Some days let you have your farm implements, but others require tools of war. Either of those needs fire and anvil, sweat and time. Some people march to the front for battle. Others march out back to the forge.

She’s got her hammer free, and she’s beating fear from hot steel on the flat of a February morning. Try as you might, you can’t hone an edge on worry. You just set yourself to the work.

A flare of light from the cooling metal: recalescence. She smiles in the glow of her swords and plowshares, and marshalls summer against the dark.

Yarrow

They’re hard to kill, but oh, they do age.  Slow, but they do.

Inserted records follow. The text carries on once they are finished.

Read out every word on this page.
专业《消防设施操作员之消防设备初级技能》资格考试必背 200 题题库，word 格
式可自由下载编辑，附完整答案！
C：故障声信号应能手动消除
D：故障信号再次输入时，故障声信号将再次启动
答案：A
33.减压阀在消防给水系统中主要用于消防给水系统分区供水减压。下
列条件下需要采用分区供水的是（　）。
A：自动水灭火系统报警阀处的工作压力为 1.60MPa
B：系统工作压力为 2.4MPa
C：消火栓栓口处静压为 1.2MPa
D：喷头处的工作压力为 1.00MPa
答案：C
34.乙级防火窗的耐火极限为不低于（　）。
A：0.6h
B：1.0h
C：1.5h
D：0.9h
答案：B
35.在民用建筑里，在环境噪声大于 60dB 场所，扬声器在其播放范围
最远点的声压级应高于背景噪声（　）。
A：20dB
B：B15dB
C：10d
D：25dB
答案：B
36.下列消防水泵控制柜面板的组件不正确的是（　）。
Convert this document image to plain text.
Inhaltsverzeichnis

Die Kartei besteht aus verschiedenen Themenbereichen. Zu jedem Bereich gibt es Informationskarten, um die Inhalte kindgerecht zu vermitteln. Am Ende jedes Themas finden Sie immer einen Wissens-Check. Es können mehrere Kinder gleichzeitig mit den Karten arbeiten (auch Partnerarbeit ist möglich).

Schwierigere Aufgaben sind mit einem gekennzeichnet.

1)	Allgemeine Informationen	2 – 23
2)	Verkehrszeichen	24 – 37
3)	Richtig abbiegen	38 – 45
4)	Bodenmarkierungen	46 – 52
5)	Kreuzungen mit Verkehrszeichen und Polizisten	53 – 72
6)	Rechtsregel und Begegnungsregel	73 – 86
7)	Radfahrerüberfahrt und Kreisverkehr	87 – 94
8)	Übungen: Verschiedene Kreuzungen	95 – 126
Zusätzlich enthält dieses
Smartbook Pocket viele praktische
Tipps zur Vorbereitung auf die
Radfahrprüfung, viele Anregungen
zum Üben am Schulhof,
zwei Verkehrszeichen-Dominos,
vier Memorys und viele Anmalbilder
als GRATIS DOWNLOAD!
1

Yarrow hasn’t had his own teeth in decades.  He finds ways, though: his old-fashioned razor, his tongue, and the subtle Band-Aid.  His eyes and voice still work their old glamor, and if the nurses and aides seem a bit pale and sickly, well, you know how things go around.

It’s a flexible facility, and if he wants to take his meals in his room and draw the blinds, well, it’s his money.  Mr. Yarrow’s been here a long time.  He deserves respect.

And on Saturday nights, there’s Bingo.

Alejandro

Even after he’s quit the program and shut down and crawled into bed, his brain is still patiently inventing and solving new puzzles, over and over in the dark. Alejandro would like it to stop, or move on to something besides linking red gems to gold coins. This could have been convenient back when he was struggling with state capitols and trig.

The game has made him its homunculus. What if this is his end state, the brainlock doom of permanent replay mode? Alejandro maps out a tricky spiral and thinks, hey, maybe this is what alcohol is supposed to solve.